Colorectal cancer patients aged under 50 years are being diagnosed at a later stage than their older peers due to common misdiagnoses and a lack of awareness about the disease in both physicians and patients.
Previous research has suggested that colorectal cancer patients under 50 years old are diagnosed at a later stage of the disease than their older peers, due to common misdiagnoses and a lack of understanding of the disease and its symptoms, which overall leads to more aggressive treatments and lower survival rates.
In a study presented at a media preview of the AACR Annual Meeting 2019 (29 March – 3 April, GA, USA) and funded by the Colorectal Cancer Alliance, researchers carried out a survey of younger-onset colorectal cancer patients. In total, 1195 surveys were returned – with 57% of respondents having been diagnosed between 40–49 years; 33% had been diagnosed at ages 30–39 years; and 10 respondents had been diagnosed when aged under 30 years. Thirty percent of respondents had a family history of colorectal cancer, and 8% had been diagnosed with Lynch syndrome.
The researchers found that 71% of respondents had been diagnosed at Stages III or IV, whereas those over 50 are most likely to be diagnosed at Stages I or II. Overall, 77% of patients saw two physicians before a diagnosis; some saw as many as four. Many of these patients were initially misdiagnosed.
“Physicians may attribute patients’ symptoms to more common conditions, like hemorrhoids or inflammatory bowel syndrome,” lead author Ronit Yardley of the Colorectal Cancer Alliance commented, explaining that physicians might therefore “lack the urgency to refer patients to tests that may identify early-stage colorectal cancer”.

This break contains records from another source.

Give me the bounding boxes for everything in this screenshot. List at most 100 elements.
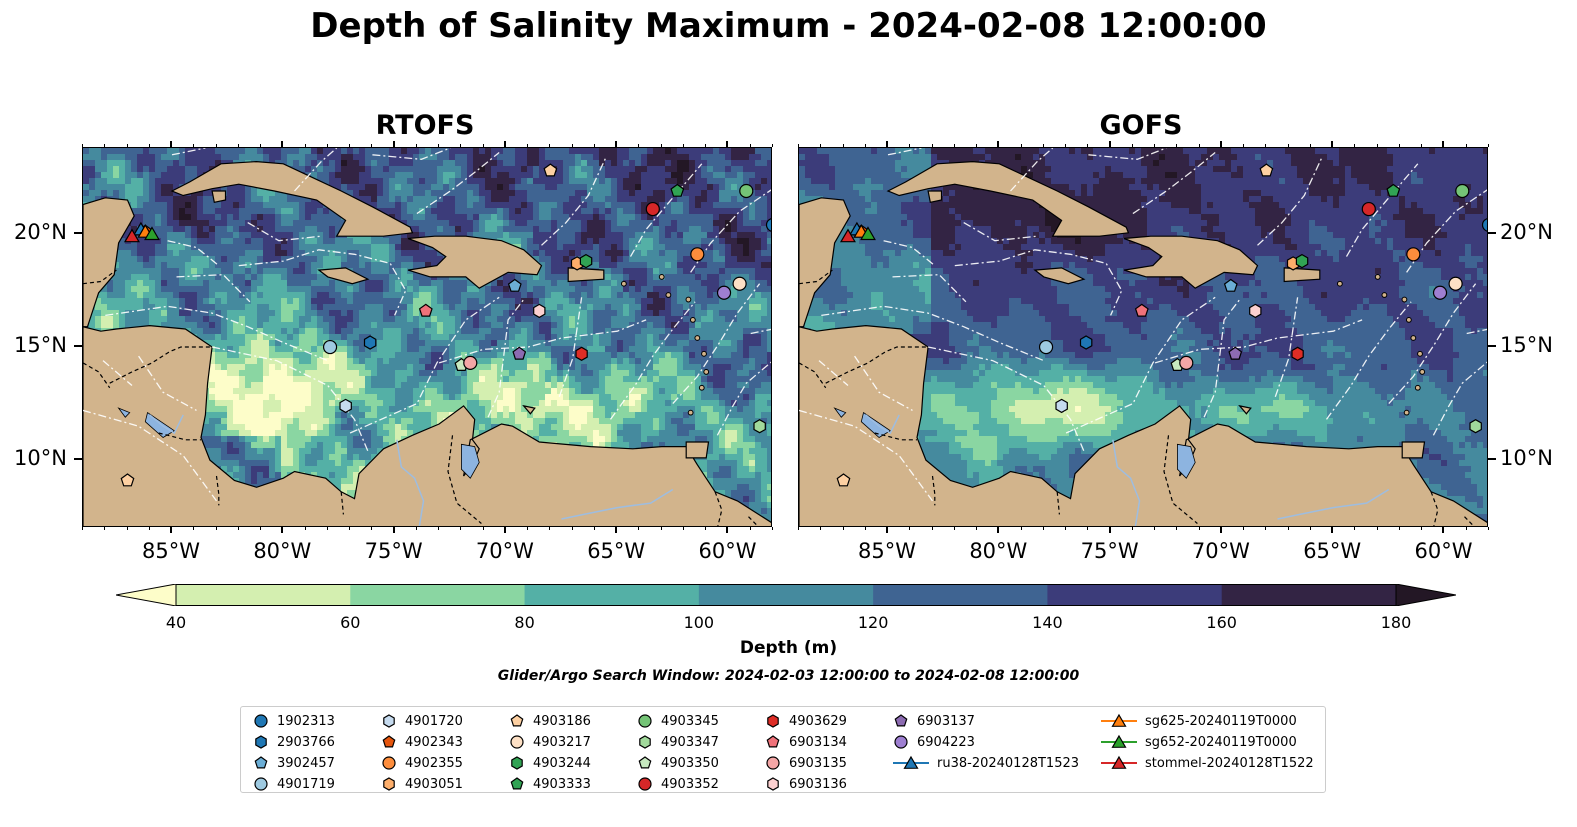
lon-minor-tick (820, 144, 822, 147)
lon-minor-tick (682, 527, 684, 530)
lon-tick (726, 527, 729, 533)
triangle-icon (893, 755, 929, 769)
boundary-10 (558, 297, 583, 398)
lake-2 (117, 407, 131, 418)
lat-tick (74, 458, 82, 461)
legend-label: 4903051 (405, 776, 463, 792)
legend-label: 4902343 (405, 734, 463, 750)
lon-minor-tick (126, 144, 128, 147)
colorbar-bin-4 (873, 584, 1048, 606)
float-markers (836, 163, 1487, 487)
lon-minor-tick (549, 527, 551, 530)
legend-marker (255, 735, 267, 749)
legend-label: 1902313 (277, 713, 335, 729)
land-pr (1283, 267, 1321, 283)
border-7 (1430, 491, 1439, 526)
marker-4901720 (339, 398, 352, 414)
lon-minor-tick (393, 144, 395, 147)
legend-marker (254, 756, 268, 769)
marker-6903135 (463, 355, 478, 370)
land-jam (317, 267, 370, 285)
marker-6903137 (512, 346, 527, 360)
legend-item-4903352: 4903352 (637, 774, 719, 794)
lon-minor-tick (504, 144, 506, 147)
legend-marker (638, 756, 652, 769)
marker-4903352 (1361, 201, 1376, 217)
hexagon-icon (383, 777, 395, 791)
lon-minor-tick (1287, 144, 1289, 147)
pentagon-icon (766, 735, 780, 748)
marker-4901719 (322, 339, 338, 355)
lake-0 (460, 443, 480, 479)
legend-marker (903, 755, 919, 769)
island-8 (658, 274, 665, 280)
lon-minor-tick (1309, 144, 1311, 147)
lon-minor-tick (104, 144, 106, 147)
lon-minor-tick (1465, 527, 1467, 530)
lon-minor-tick (1131, 144, 1133, 147)
lon-minor-tick (415, 527, 417, 530)
legend-item-4903350: 4903350 (637, 753, 719, 773)
legend-label: 2903766 (277, 734, 335, 750)
lat-tick-label: 20°N (1500, 219, 1553, 244)
legend-marker (1111, 755, 1127, 769)
island-6 (685, 296, 692, 303)
circle-icon (894, 735, 908, 749)
boundary-3 (238, 249, 407, 316)
legend-item-6904223: 6904223 (893, 732, 975, 752)
lon-minor-tick (682, 144, 684, 147)
legend-item-4903051: 4903051 (381, 774, 463, 794)
lon-minor-tick (1176, 527, 1178, 530)
lon-minor-tick (1265, 144, 1267, 147)
lon-minor-tick (1042, 527, 1044, 530)
lon-minor-tick (953, 527, 955, 530)
legend-marker (254, 777, 268, 791)
lon-minor-tick (549, 144, 551, 147)
colorbar-tick-label: 180 (1380, 613, 1412, 632)
lon-minor-tick (1176, 144, 1178, 147)
marker-4903345 (739, 183, 754, 199)
marker-6904223 (716, 285, 732, 300)
land-cur (1238, 404, 1252, 415)
lon-tick (1442, 527, 1445, 533)
colorbar-extend-min (115, 583, 177, 607)
lon-minor-tick (326, 144, 328, 147)
legend-label: 4903352 (661, 776, 719, 792)
lon-minor-tick (749, 144, 751, 147)
lon-minor-tick (349, 527, 351, 530)
boundary-0 (83, 409, 218, 502)
lon-minor-tick (82, 527, 83, 530)
marker-4903333 (1386, 183, 1401, 197)
boundary-15 (541, 156, 607, 246)
marker-4903186 (1259, 163, 1274, 177)
marker-4903345 (1455, 183, 1470, 199)
legend-marker (383, 714, 395, 728)
lon-minor-tick (1421, 144, 1423, 147)
boundary-21 (294, 148, 338, 192)
legend-label: sg625-20240119T0000 (1145, 713, 1297, 729)
lon-minor-tick (171, 527, 173, 530)
lon-minor-tick (1020, 527, 1022, 530)
legend-marker (1111, 713, 1127, 727)
marker-4903347 (753, 419, 766, 434)
boundary-5 (963, 222, 1038, 242)
boundary-13 (1432, 361, 1487, 436)
boundary-8 (1154, 319, 1363, 364)
marker-4903244 (579, 253, 593, 269)
lon-minor-tick (998, 144, 1000, 147)
legend-label: stommel-20240128T1522 (1145, 755, 1314, 771)
colorbar-tick-label: 140 (1032, 613, 1063, 632)
pentagon-icon (894, 714, 908, 727)
lon-minor-tick (749, 527, 751, 530)
marker-sg652-20240119T0000 (860, 226, 876, 241)
boundary-15 (1257, 156, 1323, 246)
lon-minor-tick (1443, 144, 1445, 147)
lon-minor-tick (1287, 527, 1289, 530)
boundary-18 (416, 151, 500, 215)
legend-label: 4903347 (661, 734, 719, 750)
marker-4902355 (1406, 247, 1421, 262)
lon-tick-label: 75°W (1080, 539, 1139, 563)
border-3 (874, 432, 917, 441)
legend-marker (766, 756, 780, 770)
river-2 (865, 414, 900, 435)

However, it wasn’t just physicians who weren’t picking up on symptoms straight away, with a reported 63% of patients waiting between 3 and 12 months to see a doctor.
“Young people need to be aware that colorectal cancer can happen at any age and it is not a disease of old people…Everybody should listen to their body and, if it doesn’t feel right, go to the doctor to be tested,” urged Yarden.
Although colorectal cancer screening is recommended from ages 45–50 years onwards by various professional societies, Yarden advised that those with a family history of colorectal cancer should start screening 10 years prior to the relative’s age at diagnosis.
“Despite declining incidence in older adults, there has been a rapid and alarming rise in colorectal cancer incidence among young adults in recent decades,” concluded Yarden, “We do not yet know the cause of the rising incidence in younger patients, and there is little awareness of this trend among health care providers.”